Check your stakes and ties and other supports for damage, things such as tree roots at the base can cause movement and loosen up over time resulting in trees and plants moving and leaning in undesired positions. Also check any plant fleeces to make sure they are secured after the strong winds.
Please keep feeding the birds, don’t worry about how much garden space you have. Especially in winter and in cities as urbanisation is making it harder for birds to find natural food sources.
For more information the RSPB website has some great ideas on how to give nature a home in your garden.
Now is a great time to plant seeds such as begonia and pelargonium if you use a heater in your greenhouse, just do remember to ventilate the greenhouse on warmer days towards the end of the month.
Sweet peas! Plant more now! The sweet peas that you may have sown earlier in autumn can be potted on. If you have a high shelf then this is an ideal place as they will get more natural light.
Some plant seeds need a frost to help them germinate, alpine plants, some shrubs and of course our native trees are good examples. ‘Native trees’ are species that have occurred naturally in the UK since the last Ice Age.
Prune your hellebores (also known as the Christmas or Lenten rose) that flower from the base to expose the flowers.
Watch out and keep an eye open for leaf spot which can be a problem on old foliage of hellebores.
Start to cut back grasses and other perennials that are left over for winter interest. You can take root cuttings such as perennial poppies, mullein and phiox.
Check for crown rot sclerotinia (fungus/white mold), Delphinium black blotch on died down perennials and check stored bulbs for signs of rot and remove affected bulbs.
Also keep an eye out for antirrhinum rust, this like other diseases will lay dormant over the winter and re-infect plants when they come up next year. If this happens it may be necessary to replant with new plants in another part of the garden.
Plan ahead! If it’s too cold, windy or wet outside then think about your garden and spring planting!
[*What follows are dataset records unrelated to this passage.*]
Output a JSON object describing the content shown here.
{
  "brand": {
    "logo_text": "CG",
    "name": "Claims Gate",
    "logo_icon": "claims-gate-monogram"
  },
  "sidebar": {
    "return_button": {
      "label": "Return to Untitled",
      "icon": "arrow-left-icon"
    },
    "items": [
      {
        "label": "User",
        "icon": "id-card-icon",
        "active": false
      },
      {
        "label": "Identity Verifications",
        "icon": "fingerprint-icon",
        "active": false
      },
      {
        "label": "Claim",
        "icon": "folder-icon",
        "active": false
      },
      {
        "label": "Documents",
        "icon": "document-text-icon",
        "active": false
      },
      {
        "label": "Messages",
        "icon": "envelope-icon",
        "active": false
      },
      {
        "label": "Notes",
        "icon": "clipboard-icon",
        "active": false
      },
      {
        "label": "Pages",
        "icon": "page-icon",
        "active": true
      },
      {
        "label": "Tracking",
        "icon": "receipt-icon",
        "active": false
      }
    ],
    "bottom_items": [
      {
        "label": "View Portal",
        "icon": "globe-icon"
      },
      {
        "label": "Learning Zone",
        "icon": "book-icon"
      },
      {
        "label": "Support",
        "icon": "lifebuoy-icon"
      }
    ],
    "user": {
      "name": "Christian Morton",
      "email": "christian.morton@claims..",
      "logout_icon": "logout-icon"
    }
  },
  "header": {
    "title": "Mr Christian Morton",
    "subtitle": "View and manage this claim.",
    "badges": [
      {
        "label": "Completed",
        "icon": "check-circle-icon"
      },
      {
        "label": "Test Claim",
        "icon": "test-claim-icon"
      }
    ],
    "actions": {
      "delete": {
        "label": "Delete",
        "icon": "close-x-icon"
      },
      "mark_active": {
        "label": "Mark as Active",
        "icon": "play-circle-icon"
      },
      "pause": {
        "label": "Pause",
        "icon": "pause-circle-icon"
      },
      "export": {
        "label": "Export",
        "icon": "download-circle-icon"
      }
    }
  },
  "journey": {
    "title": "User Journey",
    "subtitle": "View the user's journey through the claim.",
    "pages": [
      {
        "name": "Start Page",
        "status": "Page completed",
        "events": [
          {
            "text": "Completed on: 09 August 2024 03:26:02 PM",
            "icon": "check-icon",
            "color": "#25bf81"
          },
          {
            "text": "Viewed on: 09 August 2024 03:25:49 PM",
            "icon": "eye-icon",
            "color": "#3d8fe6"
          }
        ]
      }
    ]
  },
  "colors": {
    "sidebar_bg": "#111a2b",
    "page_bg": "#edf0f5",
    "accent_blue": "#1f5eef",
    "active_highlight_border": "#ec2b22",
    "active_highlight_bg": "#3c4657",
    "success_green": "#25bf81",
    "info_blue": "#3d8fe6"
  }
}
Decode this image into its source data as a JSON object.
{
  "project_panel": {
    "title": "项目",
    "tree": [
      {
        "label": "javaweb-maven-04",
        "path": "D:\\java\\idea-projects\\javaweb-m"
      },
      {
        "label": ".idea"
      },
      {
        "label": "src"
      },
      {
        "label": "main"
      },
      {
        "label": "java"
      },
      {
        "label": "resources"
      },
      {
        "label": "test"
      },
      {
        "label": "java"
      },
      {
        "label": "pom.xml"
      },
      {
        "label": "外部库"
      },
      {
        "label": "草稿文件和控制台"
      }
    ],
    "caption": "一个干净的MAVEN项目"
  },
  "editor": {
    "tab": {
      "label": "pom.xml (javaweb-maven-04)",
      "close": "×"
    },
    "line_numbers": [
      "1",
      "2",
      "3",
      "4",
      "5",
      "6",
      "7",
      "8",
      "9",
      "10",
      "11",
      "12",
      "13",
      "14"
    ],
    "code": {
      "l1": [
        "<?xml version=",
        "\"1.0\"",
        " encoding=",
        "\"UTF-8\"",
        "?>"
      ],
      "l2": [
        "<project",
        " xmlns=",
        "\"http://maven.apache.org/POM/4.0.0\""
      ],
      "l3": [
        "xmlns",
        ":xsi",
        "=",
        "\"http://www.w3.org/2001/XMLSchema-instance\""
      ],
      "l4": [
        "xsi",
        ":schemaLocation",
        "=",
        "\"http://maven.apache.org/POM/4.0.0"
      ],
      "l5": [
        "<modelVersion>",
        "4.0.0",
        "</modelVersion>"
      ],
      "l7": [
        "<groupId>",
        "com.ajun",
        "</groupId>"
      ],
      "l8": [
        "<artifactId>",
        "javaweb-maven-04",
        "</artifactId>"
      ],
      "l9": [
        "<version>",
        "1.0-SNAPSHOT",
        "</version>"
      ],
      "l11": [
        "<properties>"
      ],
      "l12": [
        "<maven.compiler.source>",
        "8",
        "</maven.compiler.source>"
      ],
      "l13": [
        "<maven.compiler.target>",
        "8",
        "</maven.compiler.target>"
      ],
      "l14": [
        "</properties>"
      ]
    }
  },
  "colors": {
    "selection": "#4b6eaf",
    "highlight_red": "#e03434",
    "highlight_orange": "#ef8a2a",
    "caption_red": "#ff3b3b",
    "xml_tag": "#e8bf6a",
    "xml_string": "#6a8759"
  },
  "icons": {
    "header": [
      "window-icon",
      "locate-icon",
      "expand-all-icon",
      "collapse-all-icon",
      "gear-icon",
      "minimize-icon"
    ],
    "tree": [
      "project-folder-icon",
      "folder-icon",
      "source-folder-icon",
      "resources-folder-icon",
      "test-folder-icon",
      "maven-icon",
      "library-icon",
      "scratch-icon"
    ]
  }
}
Bulbs, bedding and perennials.
Jobs for the allotment in January
An allotment is for life, not just for Christmas! :)
January is a good time to clear the plot of veg that has gone over and not eatable or salvageable. Don’t worry too much about soil preparation as clearing the plot is more important and will help to avoid and prevent any diseases later on. It will also make it easier for digging in February as the plot will be clear.
Pick any remaining sprouts, parsnips and leeks if they haven’t been water or frost damaged. Draw up soil around the base up to the first set of leaves on your winter cabbage and Brussel sprouts which will help them on windy days.
Check on stored fruit and veg and remove any that are bad. Use what you can of that which is going over, if necessary store separately to try and keep the rest as fresh as possible.
On warmer January days towards the end of the month make sure you keep an eye on your cloches, cold frames and greenhouses and vent accordingly, just remember to close in the early to mid-afternoon to protect them from the frost and cold.
Dig up your rhubarb and divide, leaving some on top to get frosted. Any crowns that are left you should cover with a turned up bucket or plant pot, cover the hole in the plant pot to force your plant and with a little luck you will have rhubarb in late February.
Toward the end of January you can plant soft fruit bushes, but only if the ground is frost free. Spray with garlic winter wash on a fine day but don’t do it on a frosty day. This can wait for February but it does depend on the weather. You can also use garlic greenhouse candles to help fumigate your greenhouse, it’s a much better way to do this than using nasty sulphur candles which used to be popular.
Finally, if you haven’t already then apply some linseed oil to wooden handles and other garden tools to extend their life and get them ready for the next season, and also to save future expenses!
That's it for now, see you in February!